Abe Smith, chief executive officer of Dealflo, said, for example: “While the ASA is encouraging all dealers to review and adjust their advertising, notably online, the threat of litigation still exists if it is deemed that dealers have breached the Consumer Protection from Unfair Trading Regulations (2008).
“While few if any dealers may be able to defend such a position, I urge dealers to act now to change their approach as directed by the ASA and to review their wider sales and marketing processes. They need to establish what other potential gaps in their processes exist, if any, and just as importantly ensure they have clear controls in place to evidence that the entire sales and marketing process has been undertaken in a manner that is beyond reproach.”
But there are some dealers who have not heeded the ASA since then and have paid the price.
In January 2018, a Peugeot dealership in Gateshead was fined £5,000 for failing to disclose to a customer a ‘one previous owner’ car had been used by a car hire firm.
Rupert Pontin, director of valuations at Cazana and director of the vehicle remarketing association, told Motor Finance that remarketers were still sizing up the issue and whether it would have an effect on residual values of business car assets.
“It would appear, from a consumer perspective, [the ASA] is making it a residual value issue, by pushing the fact that multi-user vehicle is not a good vehicle to buy, and therefore worth less money,” said Pontin.
“And the other side of the argument is the transparency of whether that is declared or not.
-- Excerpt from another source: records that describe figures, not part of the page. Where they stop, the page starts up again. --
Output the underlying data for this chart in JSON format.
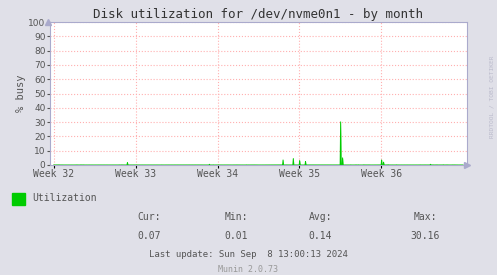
{
  "title": "Disk utilization for /dev/nvme0n1 - by month",
  "ylabel": "% busy",
  "ylim": [
    0,
    100
  ],
  "yticks": [
    0,
    10,
    20,
    30,
    40,
    50,
    60,
    70,
    80,
    90,
    100
  ],
  "week_labels": [
    "Week 32",
    "Week 33",
    "Week 34",
    "Week 35",
    "Week 36"
  ],
  "bg_color": "#e0e0e8",
  "plot_bg_color": "#ffffff",
  "grid_color_x": "#ffb0b0",
  "grid_color_y": "#ffb0b0",
  "line_color": "#00cc00",
  "area_color": "#00cc00",
  "title_color": "#333333",
  "label_color": "#555555",
  "tick_color": "#555555",
  "legend_label": "Utilization",
  "legend_color": "#00cc00",
  "cur_val": "0.07",
  "min_val": "0.01",
  "avg_val": "0.14",
  "max_val": "30.16",
  "last_update": "Last update: Sun Sep  8 13:00:13 2024",
  "munin_version": "Munin 2.0.73",
  "watermark": "RRDTOOL / TOBI OETIKER",
  "arrow_color": "#aaaacc",
  "spine_color": "#aaaacc"
}
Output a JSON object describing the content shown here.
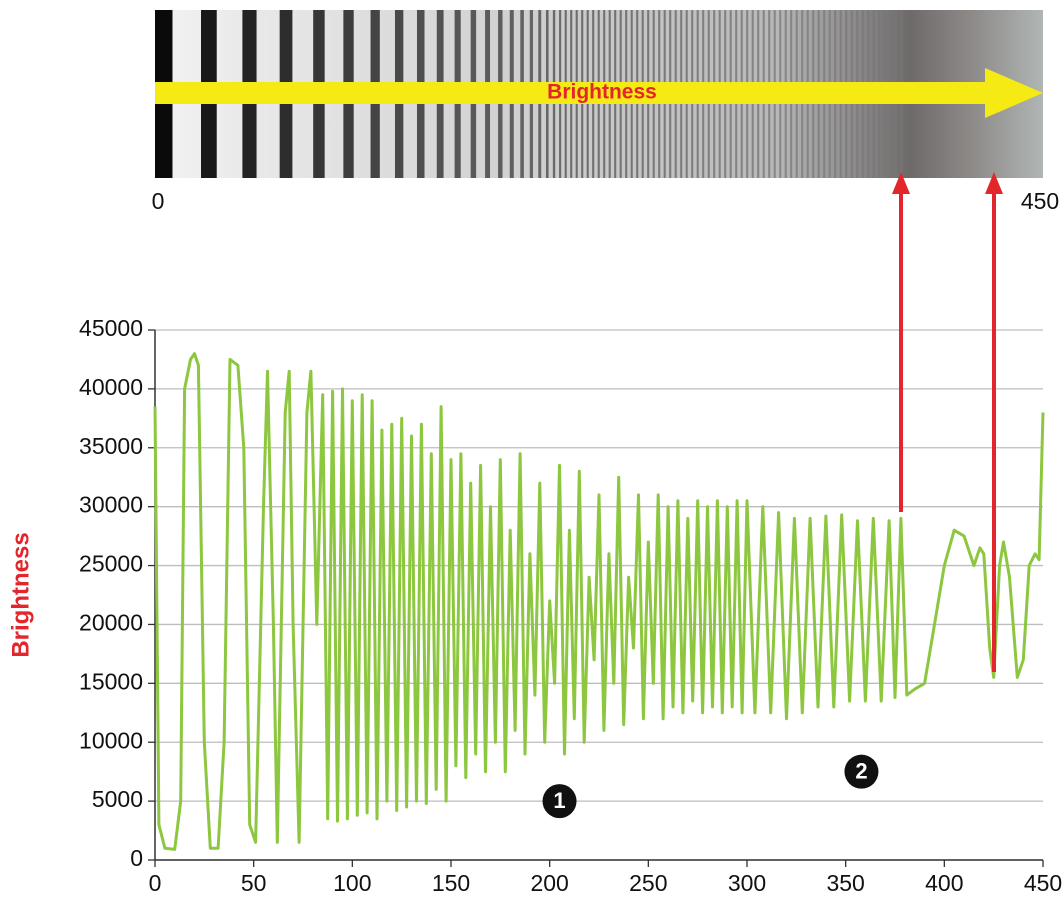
{
  "gradient_bar": {
    "label": "Brightness",
    "start": "0",
    "end": "450"
  },
  "chart_data": {
    "type": "line",
    "y_label": "Brightness",
    "color": "#8dc63f",
    "xlim": [
      0,
      450
    ],
    "xticks": [
      0,
      50,
      100,
      150,
      200,
      250,
      300,
      350,
      400,
      450
    ],
    "ylim": [
      0,
      45000
    ],
    "yticks": [
      0,
      5000,
      10000,
      15000,
      20000,
      25000,
      30000,
      35000,
      40000,
      45000
    ],
    "grid": true,
    "markers": [
      {
        "label": "1",
        "x": 205,
        "y": 5000
      },
      {
        "label": "2",
        "x": 358,
        "y": 7500
      }
    ],
    "x": [
      0,
      2,
      5,
      10,
      13,
      15,
      18,
      20,
      22,
      25,
      28,
      32,
      35,
      38,
      42,
      45,
      48,
      51,
      55,
      57,
      60,
      62,
      66,
      68,
      70,
      73,
      77,
      79,
      82,
      85,
      87.5,
      90,
      92.5,
      95,
      97.5,
      100,
      102.5,
      105,
      107.5,
      110,
      112.5,
      115,
      117.5,
      120,
      122.5,
      125,
      127.5,
      130,
      132.5,
      135,
      137.5,
      140,
      142.5,
      145,
      147.5,
      150,
      152.5,
      155,
      157.5,
      160,
      162.5,
      165,
      167.5,
      170,
      172.5,
      175,
      177.5,
      180,
      182.5,
      185,
      187.5,
      190,
      192.5,
      195,
      197.5,
      200,
      202.5,
      205,
      207.5,
      210,
      212.5,
      215,
      217.5,
      220,
      222.5,
      225,
      227.5,
      230,
      232.5,
      235,
      237.5,
      240,
      242.5,
      245,
      247.5,
      250,
      252.5,
      255,
      257.5,
      260,
      262.5,
      265,
      267.5,
      270,
      272.5,
      275,
      277.5,
      280,
      282.5,
      285,
      287.5,
      290,
      292.5,
      295,
      297.5,
      300,
      304,
      308,
      312,
      316,
      320,
      324,
      328,
      332,
      336,
      340,
      344,
      348,
      352,
      356,
      360,
      364,
      368,
      372,
      375,
      378,
      381,
      385,
      390,
      395,
      400,
      405,
      410,
      415,
      418,
      420,
      423,
      425,
      428,
      430,
      433,
      437,
      440,
      443,
      446,
      448,
      450
    ],
    "values": [
      38500,
      3000,
      1000,
      900,
      5000,
      40000,
      42500,
      43000,
      42000,
      10000,
      1000,
      1000,
      10000,
      42500,
      42000,
      35000,
      3000,
      1500,
      30000,
      41500,
      20000,
      1500,
      38000,
      41500,
      20000,
      1500,
      38000,
      41500,
      20000,
      39500,
      3500,
      39800,
      3300,
      40000,
      3500,
      39000,
      3800,
      39500,
      4000,
      39000,
      3500,
      36500,
      5000,
      37000,
      4200,
      37500,
      4500,
      36000,
      5000,
      37000,
      4800,
      34500,
      6000,
      38500,
      5000,
      34000,
      8000,
      34500,
      7000,
      32000,
      9000,
      33500,
      7500,
      30000,
      10000,
      34000,
      7500,
      28000,
      11000,
      34500,
      9000,
      26000,
      14000,
      32000,
      10000,
      22000,
      15000,
      33500,
      9000,
      28000,
      12000,
      33000,
      10000,
      24000,
      17000,
      31000,
      11000,
      26000,
      15000,
      32500,
      11500,
      24000,
      18000,
      31000,
      12000,
      27000,
      15000,
      31000,
      12000,
      30000,
      13000,
      30500,
      12500,
      29000,
      13500,
      30500,
      12500,
      30000,
      13000,
      30500,
      12500,
      30000,
      13000,
      30500,
      12500,
      30500,
      12500,
      30000,
      12500,
      29500,
      12000,
      29000,
      12500,
      29000,
      13000,
      29200,
      13000,
      29300,
      13500,
      28800,
      13500,
      29000,
      13500,
      28800,
      13800,
      29000,
      14000,
      14500,
      15000,
      20000,
      25000,
      28000,
      27500,
      25000,
      26500,
      26000,
      18000,
      15500,
      25000,
      27000,
      24000,
      15500,
      17000,
      25000,
      26000,
      25500,
      38000
    ]
  }
}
In many cases, when someone is buying a car, they will go through the process of looking at a V5 registration document and they will see that there is a business owner to that vehicle. I am sure the majority of garages would provide all that information to the consumer as they are looking to purchase.”
Pontin said that due to the extensive contracts maintained that rental and hire businesses owe to car manufacturers, and the constant maintenance and management required by business car fleets, business car assets were often better value for consumers than privately-owned cars.
“A business car lessor has to keep its cars maintained, and must keep that car in a good, roadworthy condition for its company user from a health and safety perspective.
“And that still holds true when you look at a rental car… every time that car comes back from hire, it goes through a valet process, it has to be maintained to manufacturer’s service requirements,” said Pontin.
It might be that dealers could end up paying less for rental cars to insure themselves against a future drop in values, but Pontin was cautiously optimistic that the asset class can protect its RV from the ASA issue.
“I think perhaps for some rental vehicles there may be a possibility that the trade will try and buy vehicles for less money, but whether that is right or not is a discussion point,” he said.
“From a Cazana point of view I would say we do not expect to see a drop in any form of residual values for business owned vehicles.
“As the director of the vehicle remarketing association, we recently had this discussion with our members. While the industry is very concerned about what legislation or what decisions might have to be made going forward, I do not think there is anyone who is necessarily expecting to see residual values dip.”